One of the main sticking points for achieving parity in health coverage has been the difficulty in measuring and ascertaining compliance. Per the Agencies:

It is unclear what percentage of plans and issuers impose greater burdens on mental health and substance use disorder benefits than on medical/surgical benefits. This frequency may differ among small and large plans and issuers. The Departments’ experience in enforcing MHPAEA shows that plans and issuers are not in full compliance with MHPAEA, although the extent across all plans and issuers is not known.

Such uncertainty means that the Agencies require extensive compliance regimes.

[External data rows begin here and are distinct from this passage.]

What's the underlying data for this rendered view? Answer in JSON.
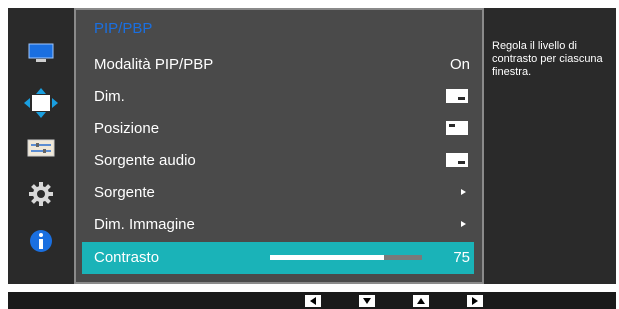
{
  "menu": {
    "title": "PIP/PBP",
    "items": [
      {
        "label": "Modalità PIP/PBP",
        "value": "On"
      },
      {
        "label": "Dim."
      },
      {
        "label": "Posizione"
      },
      {
        "label": "Sorgente audio"
      },
      {
        "label": "Sorgente"
      },
      {
        "label": "Dim. Immagine"
      },
      {
        "label": "Contrasto",
        "value": "75",
        "level": 75
      }
    ]
  },
  "help_text": "Regola il livello di contrasto per ciascuna finestra.",
  "sidebar_icons": [
    "monitor-icon",
    "move-arrows-icon",
    "settings-panel-icon",
    "gear-icon",
    "info-icon"
  ],
  "nav_buttons": [
    "left-arrow-icon",
    "down-arrow-icon",
    "up-arrow-icon",
    "right-arrow-icon"
  ],
  "colors": {
    "accent": "#1ab3b8",
    "title_blue": "#1a6fe0",
    "panel": "#4a4a4a",
    "sidebar": "#2a2a2a"
  }
}
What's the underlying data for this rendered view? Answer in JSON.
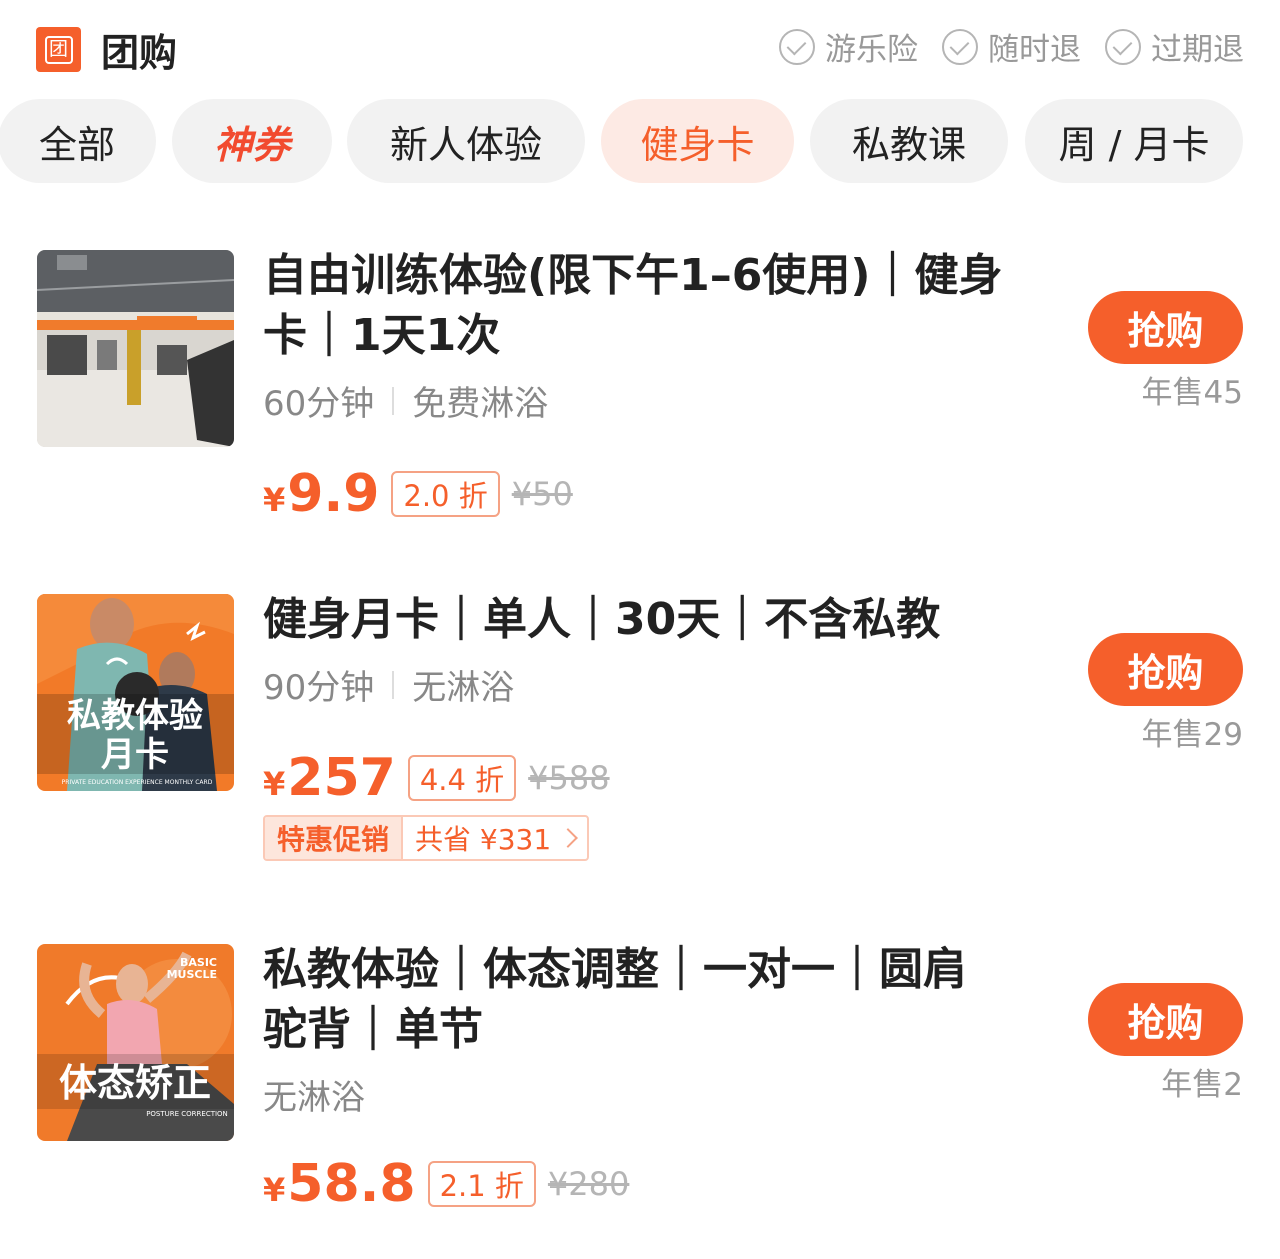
{
  "header": {
    "brand_icon_char": "团",
    "title": "团购",
    "guarantees": [
      "游乐险",
      "随时退",
      "过期退"
    ]
  },
  "tabs": [
    {
      "label": "全部"
    },
    {
      "label": "神券"
    },
    {
      "label": "新人体验"
    },
    {
      "label": "健身卡",
      "active": true
    },
    {
      "label": "私教课"
    },
    {
      "label": "周 / 月卡"
    }
  ],
  "deals": [
    {
      "title_line1": "自由训练体验(限下午1–6使用)｜健身",
      "title_line2": "卡｜1天1次",
      "tags": [
        "60分钟",
        "免费淋浴"
      ],
      "price_symbol": "¥",
      "price": "9.9",
      "discount": "2.0 折",
      "original_price": "¥50",
      "button": "抢购",
      "sold": "年售45"
    },
    {
      "title_line1": "健身月卡｜单人｜30天｜不含私教",
      "tags": [
        "90分钟",
        "无淋浴"
      ],
      "thumb_text_line1": "私教体验",
      "thumb_text_line2": "月卡",
      "thumb_small_text": "PRIVATE EDUCATION EXPERIENCE MONTHLY CARD",
      "price_symbol": "¥",
      "price": "257",
      "discount": "4.4 折",
      "original_price": "¥588",
      "promo_label": "特惠促销",
      "promo_save": "共省 ¥331",
      "button": "抢购",
      "sold": "年售29"
    },
    {
      "title_line1": "私教体验｜体态调整｜一对一｜圆肩",
      "title_line2": "驼背｜单节",
      "tags": [
        "无淋浴"
      ],
      "thumb_text": "体态矫正",
      "thumb_logo_line1": "BASIC",
      "thumb_logo_line2": "MUSCLE",
      "thumb_small_text": "POSTURE CORRECTION",
      "price_symbol": "¥",
      "price": "58.8",
      "discount": "2.1 折",
      "original_price": "¥280",
      "button": "抢购",
      "sold": "年售2"
    }
  ],
  "colors": {
    "accent": "#f55f2b",
    "tab_bg": "#f2f2f2",
    "tab_active_bg": "#fdeae4",
    "muted_text": "#999999"
  }
}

According to the rule’s analysis, these new requirements will involve nearly 2.8 million hours of paperwork and $217 million in costs each year (or $1.5 billion over a 10-year horizon).

TRACKING THE ADMINISTRATIONS

As we have already seen from executive orders and memos, the Biden Administration has provided plenty of contrasts with the Trump Administration on the regulatory front. And while there have been areas where the current administration has sought to broadly restore Obama-esque regulatory actions, there are also areas where it has charted its own course. Since the AAF RegRodeo data extend back to 2005, it is possible to provide weekly updates on how the top-level trends of President Biden’s regulatory record track with those of his two most recent predecessors. The following table provides the cumulative totals of final rules containing some quantified economic impact from each administration through this point in their respective terms.The mental health parity rule discussed above provided the vast majority of $1.7 billion and 2.9-million-hour increases in final rule costs and paperwork, respectively. The other main action across the covered administrations came from the Obama-era cost total, which jumped by roughly $3.5 billion. A 2012 Environmental Protection Agency rule establishing standards for bio-mass diesel was the main reason for that shift. Meanwhile, the Trump Administration’s totals remained remarkably stable.

TOTAL BURDENS

Since January 1, the federal government has published $1.36 trillion in total net costs (with $1.24 trillion in new costs from finalized rules) and 117.5 million hours of net annual paperwork. burden increases (with 51.6 million hours coming from final rules).